Ease up on them selfies shawty. A new study shows that over posting photos of yourself to social media can be detrimental to your relationships.
Via NYDailyNews reports:
People who post a lot of photos on Facebook and other social networks run the risk of alienating friends, family members and colleagues, leading to less supportive bonds, a team of U.K. researchers found.
And selfies, or self-portraits, seem to be some of the most irksome images, said lead researcher Dr. David Houghton.
“People, other than very close friends and relatives, don’t seem to relate well to those who constantly share photos of themselves,” Houghton, a marketing lecturer at Birmingham Business School, said in a statement.
“It’s worth remembering that the information we post to our ‘friends’ on Facebook, actually gets viewed by lots of different categories of people: partners; friends; family; colleagues and acquaintances; and each group seems to take a different view of the information shared.”
The study also found that people felt less supported by relationship partners who shared more photos of friends and events than of the family.
People also negatively judged Facebook friends who shared photos of themselves in response to big-brand social advertising campaigns, such as the kind that ask people to submit photos of themselves enjoying a product.
Thanks to better phone technology, selfie-sharing isn’t likely to go away, said Julie Spira, a cyber etiquette expert who was not involved in the research.
“It is narcissistic, but it’s becoming acceptable,” said Spira, author of “Rules of Netiquette.” “The President’s daughter posted a selfie from the inauguration, so why shouldn’t you post from your high school or college graduation?”
Some people may even have a form of anxiety related to social media, constantly checking to see other people’s reactions to what they post. But post too often and you’re likely to turn off the people in your feed, some of whom may only know you professionally or as a loose acquaintance.
“If you’re posting more than three times a day on Facebook, you’re going to irritate people,” Spira said, adding that the rule can stretch a bit on other platforms like Twitter and Instagram. “If one friend is hogging your entire feed, you might unfriend that person because that’s not why you joined.”
With that in mind, here are a few quick tips for sharing without oversharing:
Please, no bikini pics.
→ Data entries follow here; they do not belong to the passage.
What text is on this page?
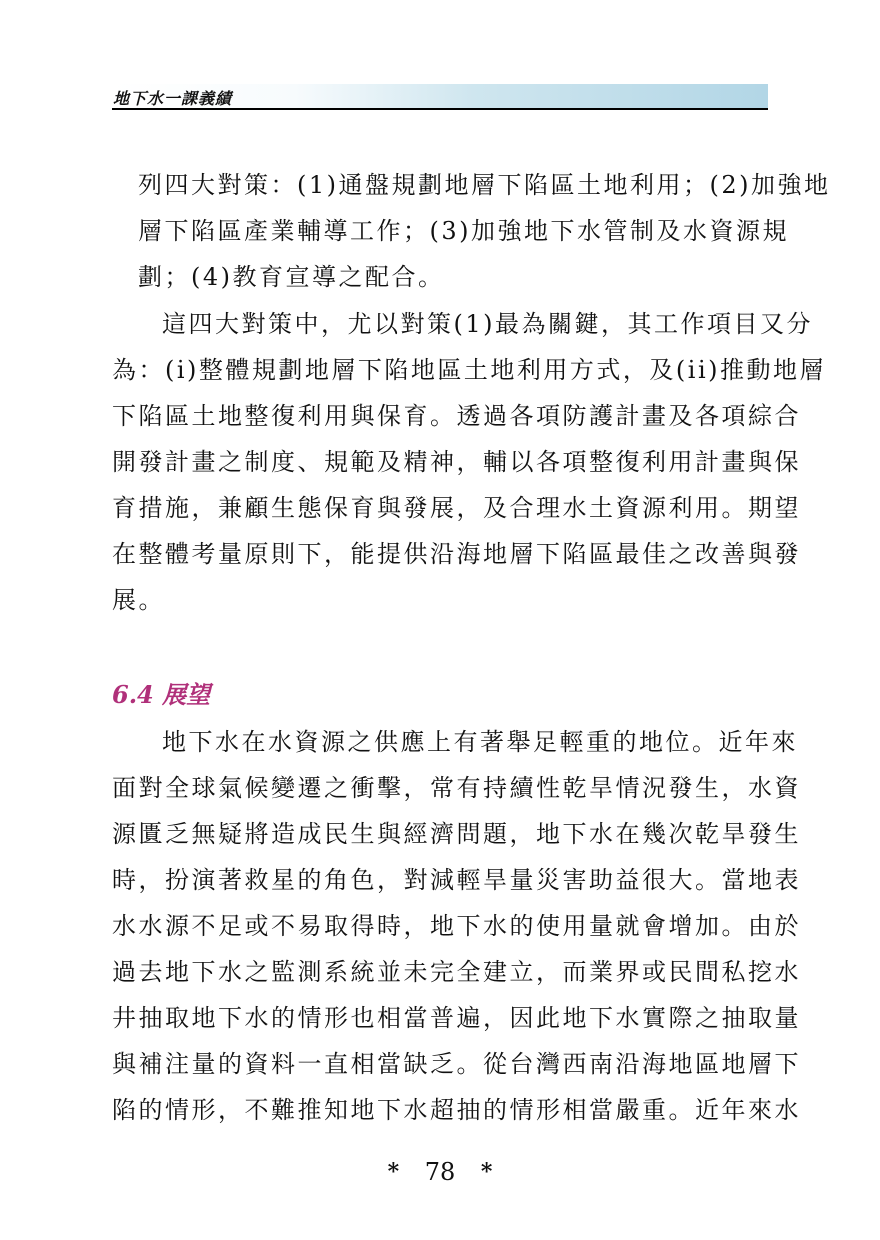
地下水一課義績
列四大對策：(1)通盤規劃地層下陷區土地利用；(2)加強地
層下陷區產業輔導工作；(3)加強地下水管制及水資源規
劃；(4)教育宣導之配合。
這四大對策中，尤以對策(1)最為關鍵，其工作項目又分
為：(i)整體規劃地層下陷地區土地利用方式，及(ii)推動地層
下陷區土地整復利用與保育。透過各項防護計畫及各項綜合
開發計畫之制度、規範及精神，輔以各項整復利用計畫與保
育措施，兼顧生態保育與發展，及合理水土資源利用。期望
在整體考量原則下，能提供沿海地層下陷區最佳之改善與發
展。
6.4 展望
地下水在水資源之供應上有著舉足輕重的地位。近年來
面對全球氣候變遷之衝擊，常有持續性乾旱情況發生，水資
源匱乏無疑將造成民生與經濟問題，地下水在幾次乾旱發生
時，扮演著救星的角色，對減輕旱量災害助益很大。當地表
水水源不足或不易取得時，地下水的使用量就會增加。由於
過去地下水之監測系統並未完全建立，而業界或民間私挖水
井抽取地下水的情形也相當普遍，因此地下水實際之抽取量
與補注量的資料一直相當缺乏。從台灣西南沿海地區地層下
陷的情形，不難推知地下水超抽的情形相當嚴重。近年來水
* 78 *
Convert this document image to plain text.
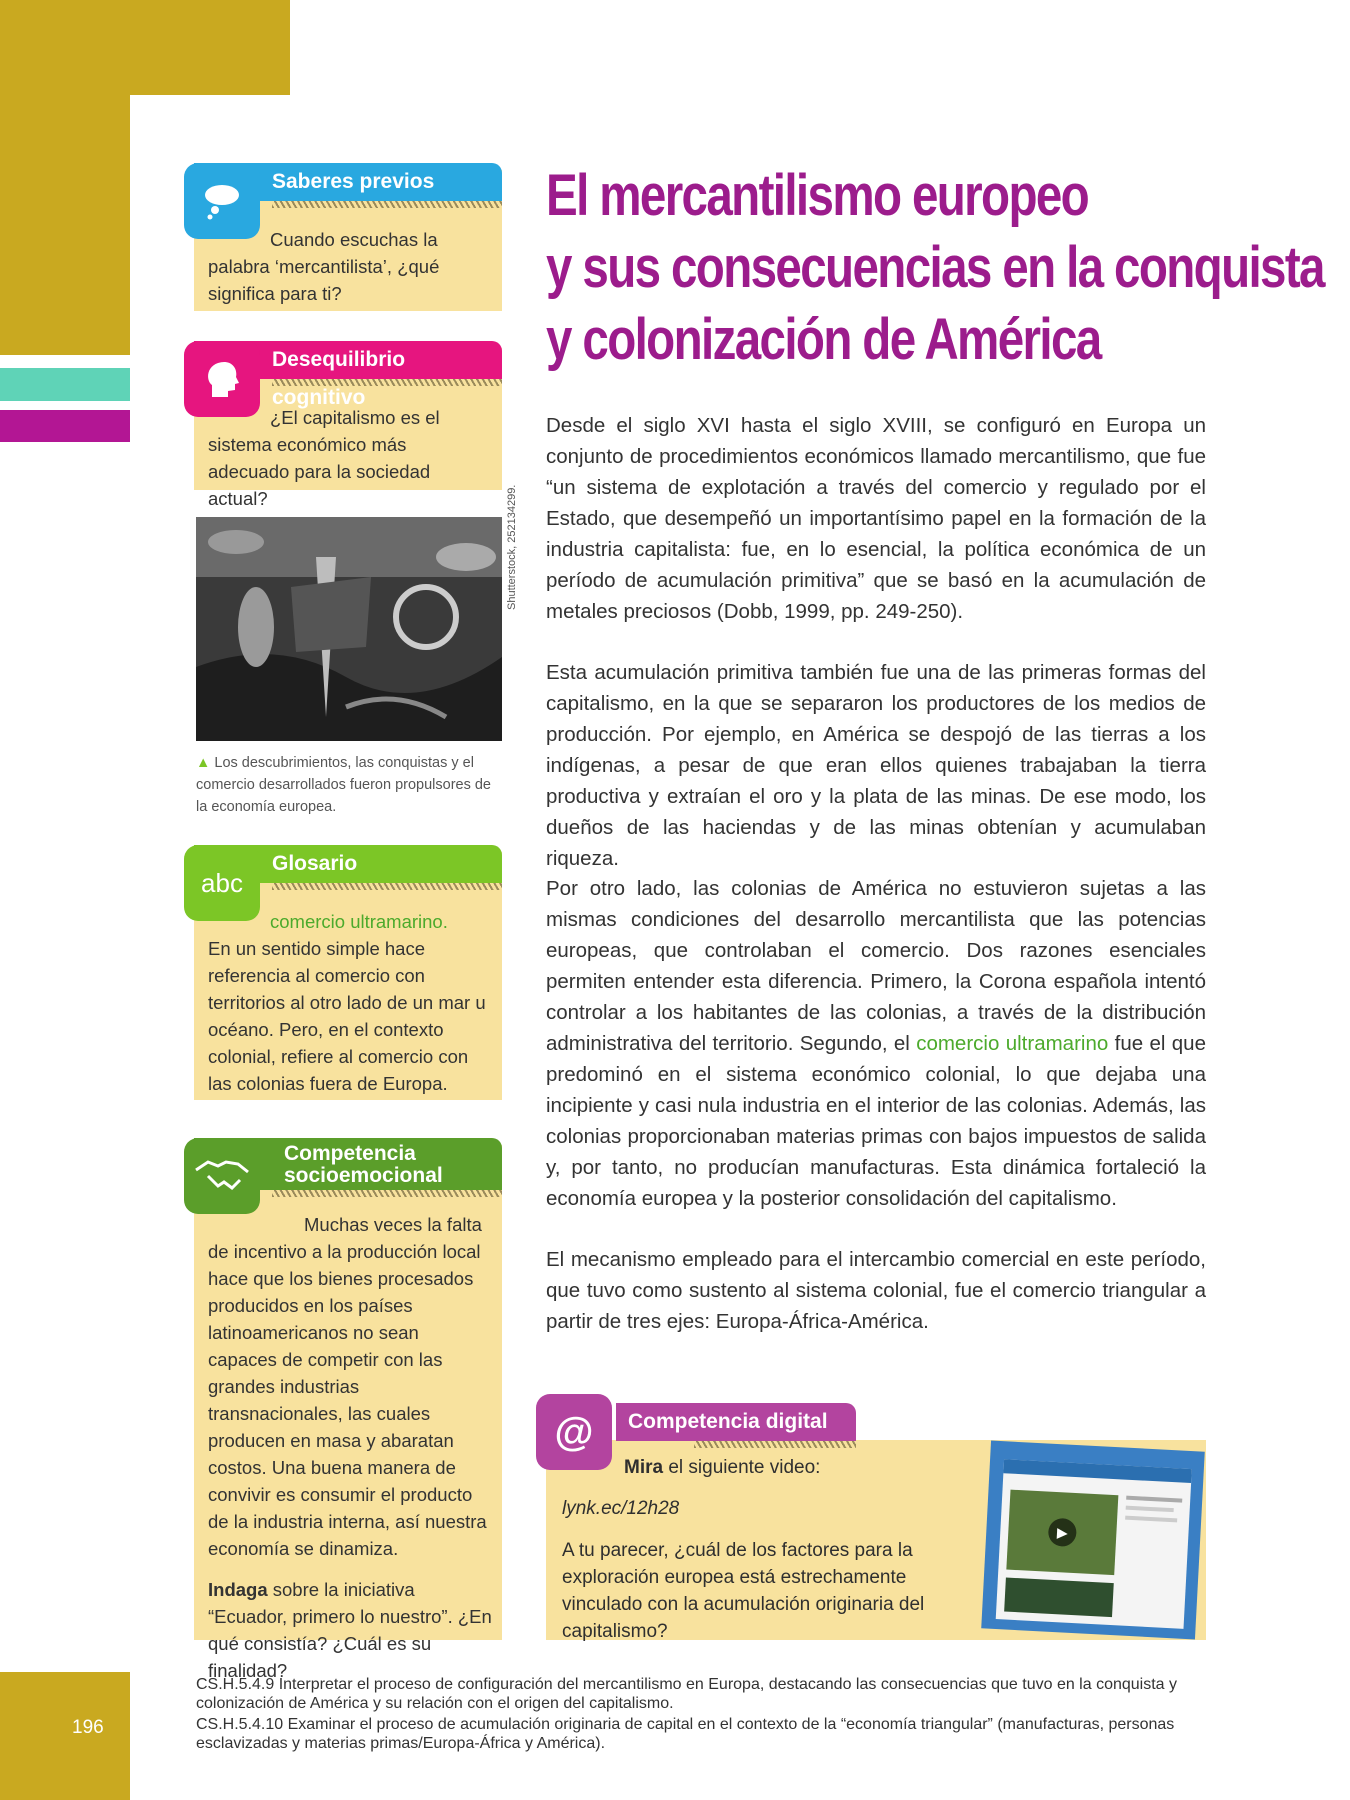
196
Saberes previos
Cuando escuchas la palabra ‘mercantilista’, ¿qué significa para ti?
Desequilibrio cognitivo
¿El capitalismo es el sistema económico más adecuado para la sociedad actual?	Shutterstock, 252134299.
▲ Los descubrimientos, las conquistas y el comercio desarrollados fueron propulsores de la economía europea.
Glosario
abc
comercio ultramarino.
En un sentido simple hace referencia al comercio con territorios al otro lado de un mar u océano. Pero, en el contexto colonial, refiere al comercio con las colonias fuera de Europa.
Competencia
socioemocional
Muchas veces la falta de incentivo a la producción local hace que los bienes procesados producidos en los países latinoamericanos no sean capaces de competir con las grandes industrias transnacionales, las cuales producen en masa y abaratan costos. Una buena manera de convivir es consumir el producto de la industria interna, así nuestra economía se dinamiza.
Indaga sobre la iniciativa “Ecuador, primero lo nuestro”. ¿En qué consistía? ¿Cuál es su finalidad?
El mercantilismo europeo
y sus consecuencias en la conquista
y colonización de América
Desde el siglo XVI hasta el siglo XVIII, se configuró en Europa un conjunto de procedimientos económicos llamado mercantilismo, que fue “un sistema de explotación a través del comercio y regulado por el Estado, que desempeñó un importantísimo papel en la formación de la industria capitalista: fue, en lo esencial, la política económica de un período de acumulación primitiva” que se basó en la acumulación de metales preciosos (Dobb, 1999, pp. 249-250).
Esta acumulación primitiva también fue una de las primeras formas del capitalismo, en la que se separaron los productores de los medios de producción. Por ejemplo, en América se despojó de las tierras a los indígenas, a pesar de que eran ellos quienes trabajaban la tierra productiva y extraían el oro y la plata de las minas. De ese modo, los dueños de las haciendas y de las minas obtenían y acumulaban riqueza.
Por otro lado, las colonias de América no estuvieron sujetas a las mismas condiciones del desarrollo mercantilista que las potencias europeas, que controlaban el comercio. Dos razones esenciales permiten entender esta diferencia. Primero, la Corona española intentó controlar a los habitantes de las colonias, a través de la distribución administrativa del territorio. Segundo, el comercio ultramarino fue el que predominó en el sistema económico colonial, lo que dejaba una incipiente y casi nula industria en el interior de las colonias. Además, las colonias proporcionaban materias primas con bajos impuestos de salida y, por tanto, no producían manufacturas. Esta dinámica fortaleció la economía europea y la posterior consolidación del capitalismo.
El mecanismo empleado para el intercambio comercial en este período, que tuvo como sustento al sistema colonial, fue el comercio triangular a partir de tres ejes: Europa-África-América.
Competencia digital
@
Mira el siguiente video:
lynk.ec/12h28
A tu parecer, ¿cuál de los factores para la exploración europea está estrechamente vinculado con la acumulación originaria del capitalismo?
▶
CS.H.5.4.9 Interpretar el proceso de configuración del mercantilismo en Europa, destacando las consecuencias que tuvo en la conquista y colonización de América y su relación con el origen del capitalismo.
CS.H.5.4.10 Examinar el proceso de acumulación originaria de capital en el contexto de la “economía triangular” (manufacturas, personas esclavizadas y materias primas/Europa-África y América).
Just because Rihanna does it, doesn’t mean your friends and family will appreciate yours, said Spira. Constantly evolving privacy settings mean there’s plenty of room for error in locking down that flexing-in-the-bathroom-mirror pic, even for the tech-savvy. “If you don’t think your parents, children or boss should see it, then don’t post it,” Spira advised.
If you’re in a relationship, have the social media talk. Talk to your partner and make sure you’re on the same digital page, said Spira, adding that women in general are more comfortable with frequent posts than men. Keep in mind that your photos may be accessible to your partner’s friends and family as well as yours, and that “harmless” pic of you planting a smooch on your BFF could easily be misinterpreted. Above all, listen to your significant other and respect their wishes. “It’s not worth a breakup because you want to post your latest whereabouts,” Spira said.
If it really is a milestone, by all means, share. Refraining from posting that “I’m sooo tired!” selfie from your morning commute will make the special events — your wedding day, or that time you ran into Ryan Gosling at the coffee shop — stand out more. “If you have something truly amazing post away, because those are milestone events where people want to cheer you on,” Spira said.
Have you ever unfollowed someone for posting too many selfies? Do you think they’ve ever harmed your relationships? Which celebs do you think need to put the camera phones down ASAP?